Ne yazık ki bu durum diğer alanlarda olmadı, olamadı. Çünkü yukarıda bana at gözlüğüyle bakıyorsun diyen kullanıcının aksine, ben salt para desteğinin hiçbir şey olduğunu biliyorum. Mesela Altay tankı projesinde senelerce üniversite bazında bir girişim ya da yatırım olmadı. Gençler projeye çekilmedi, yetiştirilmedi. Eğer siz kendi mühendisinizi yetiştiremezseniz, hiçbir şey ortaya koyamazsınız. Kilit iki tane çalışanınız gider, ortada kalırsınız. Tabii Altay'ın hikayesi daha farklı, satılması falan da etkili. Lakin durumun ana özeti bu.

Yani, günün sonunda her şey kazandığınız kârı ve insan kaynağını, nasıl yönettiğiniz ile ilgili. Türkiye'deki kaç büyük şirket, bu gözle bakabiliyor ya da bu anlayışla çalışıyor? Ya da devlet desteği alan girişimler, bu anlayış ve ahlakla çalışabiliyor mu? Yoksa vergi indirimlerinden yararlanıp, yollarına devam mı ediyorar.

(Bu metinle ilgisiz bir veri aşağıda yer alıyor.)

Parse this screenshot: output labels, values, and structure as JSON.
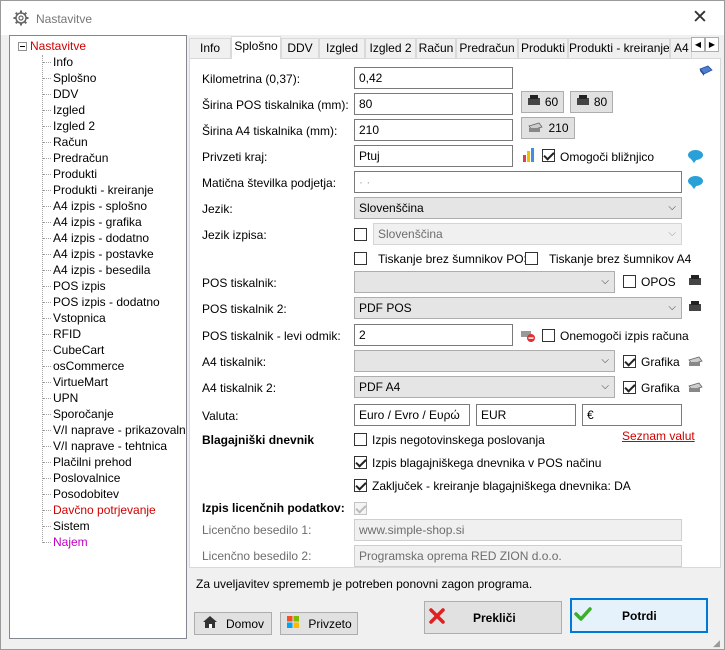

Hiçbir şey tesadüfi değildir. Ne ekerseniz onu biçersiniz. Şu an savunma sanayindeki en büyük eksiğimiz, yetişmiş insan. İHA sektörü bu açığı nasıl kapatacağını ve nasıl insan yetiştireceğini anladı gibi. Dilerim diğer sektörler ve firmalar da küçük hesapları bırakır, insana ve bu ülkenin gençlerine yatırım yapar.